Archimet prensibi ve yer çekimi arasında ortaya çıkan büyük güç dalga enerjisidir. Büyük bir enerji kaynağı olmakla birlikte, aynı zamanda birçok yenilenebilir enerji kaynağından daha güvenilirdir. Ayrıca dalga enerjisi zamanın %90’ında elde edilebilir durumdadır. Dünyada teknolojinin ilerlemesi ile dalga enerjisi üzerine çalısmalar hızla artmış, kıyı boyu, kıyıya yakın ve kıyıdan uzak bölgelerde uygulanan çok çesitli dalga enerjisi sistemleri geliştirilmiştir. Elektrik üretebilmek için gelgit enerjisinden (suların yükselip alçalması) yararlanılabilmektedir. Gelgit enerjisi santralleriyle ilgili bugünkü tasarımlar, gelgit genliğinin büyük olduğu belirli kıyı kesimindeki ırmak ağzına ya da deniz girişine bir baraj yapılmasına dayanır. Eğer bu barajın içine bazı tüneller açılırsa, sular yükselme zamanında bunlardan içeri girecek, alçalma zamanında da dışarı akacaktır. Tünellerin içine yerleştirilmiş olan türbinler de suyun akışıyla dönecek ve buna bağlı olan jeneratörlerden elektrik üretilmiş olacaktır. Gelgit olan bölgelerde, kabarma ve alçalma hareketlerinden kanatları ters yönde de dönebilen türbinler yoluyla elektrik üretilebilmesinin dünyada en önemli örneği Fransa’da Rance ırmağının halicinde kurulmuş olan 750 m uzunluğunda ve 240 MW gücündeki gelgit barajıdır. 1966 yılında inşa edilen bu barajda 24 pervane türbin bulunmaktadır.

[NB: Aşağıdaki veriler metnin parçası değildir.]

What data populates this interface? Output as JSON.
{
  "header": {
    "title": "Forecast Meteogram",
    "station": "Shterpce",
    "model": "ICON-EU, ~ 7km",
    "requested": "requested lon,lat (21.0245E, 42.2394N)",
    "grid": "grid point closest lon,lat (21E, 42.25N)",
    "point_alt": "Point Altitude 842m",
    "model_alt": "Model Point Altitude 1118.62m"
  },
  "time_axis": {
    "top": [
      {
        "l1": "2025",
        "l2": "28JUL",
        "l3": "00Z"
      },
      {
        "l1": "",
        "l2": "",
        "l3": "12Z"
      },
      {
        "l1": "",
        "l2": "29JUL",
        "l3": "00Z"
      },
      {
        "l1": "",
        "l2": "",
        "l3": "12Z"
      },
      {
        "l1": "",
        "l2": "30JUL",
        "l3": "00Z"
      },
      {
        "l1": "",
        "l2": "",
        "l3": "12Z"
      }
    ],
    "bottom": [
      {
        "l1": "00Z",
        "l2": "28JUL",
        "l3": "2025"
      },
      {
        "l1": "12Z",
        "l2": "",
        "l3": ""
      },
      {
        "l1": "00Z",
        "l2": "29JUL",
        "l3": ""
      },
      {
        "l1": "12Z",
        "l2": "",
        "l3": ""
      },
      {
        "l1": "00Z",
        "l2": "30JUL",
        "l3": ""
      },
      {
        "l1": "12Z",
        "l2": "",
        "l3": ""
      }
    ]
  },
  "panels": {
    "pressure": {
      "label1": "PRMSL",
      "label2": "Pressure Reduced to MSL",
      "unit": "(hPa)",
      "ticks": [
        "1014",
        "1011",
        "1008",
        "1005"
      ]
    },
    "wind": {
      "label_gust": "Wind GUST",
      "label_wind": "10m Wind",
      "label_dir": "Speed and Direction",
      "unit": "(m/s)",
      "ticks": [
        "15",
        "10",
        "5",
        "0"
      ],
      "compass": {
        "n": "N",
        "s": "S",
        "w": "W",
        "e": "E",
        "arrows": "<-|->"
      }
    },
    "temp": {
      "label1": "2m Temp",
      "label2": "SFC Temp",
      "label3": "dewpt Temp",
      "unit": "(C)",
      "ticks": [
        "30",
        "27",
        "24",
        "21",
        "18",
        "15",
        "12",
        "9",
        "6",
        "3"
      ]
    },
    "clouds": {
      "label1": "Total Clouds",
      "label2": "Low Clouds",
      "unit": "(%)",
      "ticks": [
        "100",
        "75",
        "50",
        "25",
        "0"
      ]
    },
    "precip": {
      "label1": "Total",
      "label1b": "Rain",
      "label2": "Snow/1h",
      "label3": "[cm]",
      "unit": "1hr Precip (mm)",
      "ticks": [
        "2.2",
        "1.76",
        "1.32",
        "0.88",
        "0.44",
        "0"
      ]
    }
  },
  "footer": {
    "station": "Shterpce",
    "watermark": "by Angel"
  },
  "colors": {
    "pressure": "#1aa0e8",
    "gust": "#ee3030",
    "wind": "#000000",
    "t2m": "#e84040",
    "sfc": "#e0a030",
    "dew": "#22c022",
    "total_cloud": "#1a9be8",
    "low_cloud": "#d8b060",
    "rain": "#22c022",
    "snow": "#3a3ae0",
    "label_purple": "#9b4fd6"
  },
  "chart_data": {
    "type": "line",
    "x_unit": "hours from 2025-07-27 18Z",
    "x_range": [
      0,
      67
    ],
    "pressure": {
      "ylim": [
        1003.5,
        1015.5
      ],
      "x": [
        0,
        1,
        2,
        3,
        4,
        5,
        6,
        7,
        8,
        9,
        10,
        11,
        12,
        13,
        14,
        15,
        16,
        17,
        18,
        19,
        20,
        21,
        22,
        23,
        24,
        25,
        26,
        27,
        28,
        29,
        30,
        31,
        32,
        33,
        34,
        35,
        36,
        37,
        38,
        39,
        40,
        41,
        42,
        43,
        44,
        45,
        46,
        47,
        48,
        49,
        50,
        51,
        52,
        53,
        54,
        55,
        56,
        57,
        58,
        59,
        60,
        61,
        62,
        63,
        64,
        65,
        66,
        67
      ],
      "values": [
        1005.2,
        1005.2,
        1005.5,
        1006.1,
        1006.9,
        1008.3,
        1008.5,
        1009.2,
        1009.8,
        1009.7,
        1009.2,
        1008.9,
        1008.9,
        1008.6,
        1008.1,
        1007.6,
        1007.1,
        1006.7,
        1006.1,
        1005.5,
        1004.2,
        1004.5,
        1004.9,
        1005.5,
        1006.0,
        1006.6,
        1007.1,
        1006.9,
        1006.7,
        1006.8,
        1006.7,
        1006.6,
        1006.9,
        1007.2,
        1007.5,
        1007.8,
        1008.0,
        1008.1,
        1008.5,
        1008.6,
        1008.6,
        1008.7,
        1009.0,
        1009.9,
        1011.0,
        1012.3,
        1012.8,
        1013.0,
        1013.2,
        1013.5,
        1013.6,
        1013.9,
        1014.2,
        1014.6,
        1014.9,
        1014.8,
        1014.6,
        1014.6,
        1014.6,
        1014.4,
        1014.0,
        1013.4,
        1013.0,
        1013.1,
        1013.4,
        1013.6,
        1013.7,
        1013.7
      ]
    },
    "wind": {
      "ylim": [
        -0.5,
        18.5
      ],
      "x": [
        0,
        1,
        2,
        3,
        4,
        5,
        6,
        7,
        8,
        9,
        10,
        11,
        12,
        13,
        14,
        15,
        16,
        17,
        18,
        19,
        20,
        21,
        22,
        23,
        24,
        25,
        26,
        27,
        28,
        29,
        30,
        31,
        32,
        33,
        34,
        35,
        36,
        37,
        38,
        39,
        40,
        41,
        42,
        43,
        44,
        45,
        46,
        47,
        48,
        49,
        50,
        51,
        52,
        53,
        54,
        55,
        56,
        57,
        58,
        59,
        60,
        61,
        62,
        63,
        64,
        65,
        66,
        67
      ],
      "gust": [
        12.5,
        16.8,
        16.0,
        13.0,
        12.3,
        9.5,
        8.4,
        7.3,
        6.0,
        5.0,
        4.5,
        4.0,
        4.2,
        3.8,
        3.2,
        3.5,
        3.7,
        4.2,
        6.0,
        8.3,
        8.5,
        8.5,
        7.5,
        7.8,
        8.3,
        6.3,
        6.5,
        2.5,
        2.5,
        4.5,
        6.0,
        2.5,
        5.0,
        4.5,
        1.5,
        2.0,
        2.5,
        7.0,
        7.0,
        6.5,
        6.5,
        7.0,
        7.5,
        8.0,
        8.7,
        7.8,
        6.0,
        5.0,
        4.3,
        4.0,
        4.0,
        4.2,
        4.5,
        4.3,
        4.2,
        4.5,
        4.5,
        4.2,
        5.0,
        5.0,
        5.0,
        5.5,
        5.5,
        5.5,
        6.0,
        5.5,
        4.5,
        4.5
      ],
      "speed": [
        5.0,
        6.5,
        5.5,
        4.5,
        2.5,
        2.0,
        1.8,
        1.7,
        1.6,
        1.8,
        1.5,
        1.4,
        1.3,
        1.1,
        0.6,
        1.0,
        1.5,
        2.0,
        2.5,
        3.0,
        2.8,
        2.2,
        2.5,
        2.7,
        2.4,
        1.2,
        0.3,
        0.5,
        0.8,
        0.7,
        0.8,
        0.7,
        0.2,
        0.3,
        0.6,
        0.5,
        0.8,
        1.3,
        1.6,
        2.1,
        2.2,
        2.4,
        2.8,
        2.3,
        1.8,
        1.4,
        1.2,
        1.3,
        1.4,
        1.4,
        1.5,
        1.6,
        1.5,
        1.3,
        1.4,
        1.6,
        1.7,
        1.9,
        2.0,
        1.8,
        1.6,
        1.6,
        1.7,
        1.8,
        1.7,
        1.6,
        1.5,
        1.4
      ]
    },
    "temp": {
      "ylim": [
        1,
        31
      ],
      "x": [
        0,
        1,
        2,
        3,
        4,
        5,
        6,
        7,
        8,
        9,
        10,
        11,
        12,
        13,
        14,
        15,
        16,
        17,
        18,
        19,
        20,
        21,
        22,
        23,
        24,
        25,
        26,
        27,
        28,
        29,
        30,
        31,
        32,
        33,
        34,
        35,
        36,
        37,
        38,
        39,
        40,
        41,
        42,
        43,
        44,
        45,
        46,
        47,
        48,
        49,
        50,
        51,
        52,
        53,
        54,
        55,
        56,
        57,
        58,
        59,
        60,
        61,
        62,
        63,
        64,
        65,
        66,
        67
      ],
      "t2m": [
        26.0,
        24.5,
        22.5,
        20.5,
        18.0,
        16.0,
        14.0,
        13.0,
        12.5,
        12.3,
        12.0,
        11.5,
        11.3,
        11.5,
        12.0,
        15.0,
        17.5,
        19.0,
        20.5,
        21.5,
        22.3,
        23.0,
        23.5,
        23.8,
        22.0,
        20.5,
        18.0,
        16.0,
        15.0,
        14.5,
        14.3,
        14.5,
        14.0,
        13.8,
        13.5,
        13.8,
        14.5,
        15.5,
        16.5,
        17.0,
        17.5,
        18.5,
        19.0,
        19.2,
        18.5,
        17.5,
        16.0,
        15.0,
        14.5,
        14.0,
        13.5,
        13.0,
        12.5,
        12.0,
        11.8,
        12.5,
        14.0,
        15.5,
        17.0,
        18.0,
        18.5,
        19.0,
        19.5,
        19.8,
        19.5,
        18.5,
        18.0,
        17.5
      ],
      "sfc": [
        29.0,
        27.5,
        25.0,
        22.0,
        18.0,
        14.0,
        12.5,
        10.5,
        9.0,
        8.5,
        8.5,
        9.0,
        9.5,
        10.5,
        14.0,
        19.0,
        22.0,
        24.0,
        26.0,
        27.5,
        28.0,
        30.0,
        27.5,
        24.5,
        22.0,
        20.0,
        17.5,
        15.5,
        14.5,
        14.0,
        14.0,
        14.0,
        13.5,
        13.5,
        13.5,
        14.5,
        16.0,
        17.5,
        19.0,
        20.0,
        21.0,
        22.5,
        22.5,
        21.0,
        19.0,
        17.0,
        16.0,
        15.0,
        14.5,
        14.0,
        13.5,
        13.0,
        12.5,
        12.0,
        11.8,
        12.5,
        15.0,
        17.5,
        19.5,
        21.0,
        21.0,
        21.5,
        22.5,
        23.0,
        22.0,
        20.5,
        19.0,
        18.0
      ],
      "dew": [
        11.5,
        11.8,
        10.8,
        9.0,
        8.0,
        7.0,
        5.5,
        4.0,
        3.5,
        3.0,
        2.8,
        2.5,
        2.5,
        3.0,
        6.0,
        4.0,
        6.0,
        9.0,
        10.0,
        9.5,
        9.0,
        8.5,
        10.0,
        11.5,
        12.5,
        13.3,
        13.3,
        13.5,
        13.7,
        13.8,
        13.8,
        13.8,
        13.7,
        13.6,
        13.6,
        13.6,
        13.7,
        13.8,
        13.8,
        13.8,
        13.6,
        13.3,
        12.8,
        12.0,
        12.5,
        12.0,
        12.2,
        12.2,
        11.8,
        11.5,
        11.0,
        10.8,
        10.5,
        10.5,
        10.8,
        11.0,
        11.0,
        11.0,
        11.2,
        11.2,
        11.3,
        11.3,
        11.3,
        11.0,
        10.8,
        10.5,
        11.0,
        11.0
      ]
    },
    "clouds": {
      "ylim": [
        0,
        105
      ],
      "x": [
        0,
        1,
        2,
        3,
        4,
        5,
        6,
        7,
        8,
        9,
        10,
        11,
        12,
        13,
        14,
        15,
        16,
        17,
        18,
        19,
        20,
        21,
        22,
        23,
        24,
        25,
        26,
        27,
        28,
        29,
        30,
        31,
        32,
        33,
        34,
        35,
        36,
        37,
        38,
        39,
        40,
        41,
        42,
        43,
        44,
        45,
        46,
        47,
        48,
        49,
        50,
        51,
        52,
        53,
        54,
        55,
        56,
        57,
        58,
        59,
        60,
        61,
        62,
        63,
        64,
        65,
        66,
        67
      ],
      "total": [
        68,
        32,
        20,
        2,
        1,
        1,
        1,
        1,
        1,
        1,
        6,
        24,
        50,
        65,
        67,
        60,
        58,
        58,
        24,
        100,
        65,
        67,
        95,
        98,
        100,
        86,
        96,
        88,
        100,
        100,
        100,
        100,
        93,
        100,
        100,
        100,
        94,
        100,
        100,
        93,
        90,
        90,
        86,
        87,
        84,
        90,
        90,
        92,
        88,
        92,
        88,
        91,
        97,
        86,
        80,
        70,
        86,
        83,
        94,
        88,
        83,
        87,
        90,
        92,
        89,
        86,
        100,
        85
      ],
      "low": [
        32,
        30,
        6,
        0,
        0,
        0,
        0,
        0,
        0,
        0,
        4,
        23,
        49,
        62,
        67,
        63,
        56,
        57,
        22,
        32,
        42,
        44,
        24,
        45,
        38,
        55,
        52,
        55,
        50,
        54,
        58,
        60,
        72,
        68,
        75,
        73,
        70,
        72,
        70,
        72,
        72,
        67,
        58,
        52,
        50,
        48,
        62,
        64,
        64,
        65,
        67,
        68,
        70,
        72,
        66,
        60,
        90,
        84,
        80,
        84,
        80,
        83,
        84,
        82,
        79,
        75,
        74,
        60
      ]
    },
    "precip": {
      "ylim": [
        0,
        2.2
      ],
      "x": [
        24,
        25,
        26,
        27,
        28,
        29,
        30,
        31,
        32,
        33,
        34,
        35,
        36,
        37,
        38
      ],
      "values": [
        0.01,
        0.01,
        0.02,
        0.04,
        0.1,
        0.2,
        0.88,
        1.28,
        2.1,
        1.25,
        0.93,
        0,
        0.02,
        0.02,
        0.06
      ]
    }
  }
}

Diger yenilenebilir kaynaklar gibi dalga enerjisi de dünyada düzenli dağılıma sahip değildir. Dünyada yüksek dalga gücüne sahip birkaç bölge bulunmaktadır. Her iki yarımkürede 30º ve 60º enlemler arasında dalga hareketi batı rüzgarlarının hakimiyeti ile yüksektir. Avrupa ülkelerinin Akdeniz sahillerinde yıllık dalga gücü 4 ile 11 kW/m arasında degişmekte ve en yüksek değerler Ege Denizinin güney batı bölgesinde görülmektedir.
Avantaj ve Dezavantajları
Dalga ve gel-git (deniz kökenli yenilenebilirler) kirletici etkisi olmayan, rüzgar estikçe ve dünya-güneş-ay arası çekim kuvveti devam ettikçe sürekliliği olan yenilenebilir enerji kaynaklarıdır. Yakıt maliyetleri yoktur ve ömürleri uzundur. Gelgit barajı dalgakıran görevini görür ve çok yüksek dalgalara karşı bulunduğu havzayı sel taşkınlarına karşı korur. Bu enerji, fosil yakıtlara bağımlılığı, küresel ısınmayı, asit yagmurlarını, her türlü kirliliği dolaylı olarak azaltması, elektrik şebekesinin olmadığı kıyı bölgelerine elektrik sağlaması, tuzlu suyu tatlı suya çevirerek ihtiyaç duyulan bölgeye pompalayabilmesi gibi olumlu yönlere sahiptir.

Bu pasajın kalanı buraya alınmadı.